Give The Body To Science - Alternative View

Give The Body To Science - Alternative View
Give The Body To Science - Alternative View

Video: Give The Body To Science - Alternative View

Video: Give The Body To Science - Alternative View
Video: What makes muscles grow? - Jeffrey Siegel 2024, September
Anonim

This is a psychologically difficult, but interesting question - how we treat ourselves after death. Someone is categorically against organ donation and even cremation. He needs traditional funeral procedures, and in a beautiful coffin and according to certain rules. And also a large beautiful mausoleum or at least a marble stele with an angel (although often these are "Wishlist" of relatives and friends). Personally, I am most likely completely calm about what will happen after my death - this is not the point and this should not leave a trace on Earth. Not that I was striving to “give the body to science” - I just probably don't care.

Here is one interesting person who actually bequeathed himself and his friends to science …

Image
Image

Grover Sanders Krantz (1931-2002) was known as a teacher, pet lover, eccentric anthropologist, and the first hominolo scientist.

Before his death, Krantz said: “I have been a teacher all my life, and I think that I can teach after death, so why should I give my body to science. But there is one condition: my dogs must be next to me."

Grover Krantz was an interesting person, he collected animal skeletons, in his senior years he published a scientific article on the differences between the bones of dogs and coyotes. He received his bachelor's and master's degrees, but dropped out of his doctoral program after having an argument with the professor. He did not get along with the professors at all, as he challenged them and was not tactful.

Image
Image

At 32, after two divorces and a failed professorial career, his work stagnated.

Promotional video:

And then he bought a puppy. As big as himself (Krantz was tall). He named the puppy Clyde.

Clyde continued to grow and Krantz, as a scientist, meticulously measured his growth rates. Ultimately, Clyde reached 72 kg and, standing on his hind legs, was over 2.1 m tall.

“Grover loved this dog. Wherever he went, he took Clyde with him."

Clyde slept on an old sleeping bag on the floor beside Krantz's bed.
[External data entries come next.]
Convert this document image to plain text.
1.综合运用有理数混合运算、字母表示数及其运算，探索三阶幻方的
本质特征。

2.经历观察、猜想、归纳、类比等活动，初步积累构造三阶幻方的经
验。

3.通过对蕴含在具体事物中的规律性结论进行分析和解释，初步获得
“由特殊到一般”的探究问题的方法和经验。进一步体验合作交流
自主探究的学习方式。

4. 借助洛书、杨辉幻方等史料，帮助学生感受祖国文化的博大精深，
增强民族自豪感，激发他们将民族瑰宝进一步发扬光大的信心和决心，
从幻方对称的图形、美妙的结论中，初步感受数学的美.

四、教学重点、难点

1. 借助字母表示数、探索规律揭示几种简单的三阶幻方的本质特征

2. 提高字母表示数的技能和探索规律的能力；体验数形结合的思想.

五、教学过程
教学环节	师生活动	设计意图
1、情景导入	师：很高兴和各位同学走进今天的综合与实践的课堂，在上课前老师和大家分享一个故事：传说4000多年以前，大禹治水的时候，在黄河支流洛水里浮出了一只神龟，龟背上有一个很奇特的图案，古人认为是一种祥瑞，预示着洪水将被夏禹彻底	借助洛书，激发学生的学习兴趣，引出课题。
One night, Krantz came home drunk and flopped onto the sleeping bag with Clyde. "In the morning I woke up on the floor and found the dog sleeping on his bed," he wrote. "Fair exchange, I suppose."

But wolfhounds tend to have a short life, and Clyde has aged. He lost weight and drooped. The dog suffered from pneumonia and died in January 1973.

“His death left me with the empty, lonely feeling of my life, before and after,” writes Krantz.

Image
Image

Krantz buried Clyde in the frozen ground of his lawn. He had already buried many animals there, ranging from the banal knocked down on the road to the African lion. In anthropology, the cheapest way to study skeletons is to bury dead animals and then dig them up after their bodies have decayed, which takes about a year. But this time it was different. This time he was burying a friend.

“It looked like he had lost a child,” recalls the professor of anthropology, one of Krantz's former students.

Krantz fell sharply into a deep depression. Within six months, his next marriage broke up.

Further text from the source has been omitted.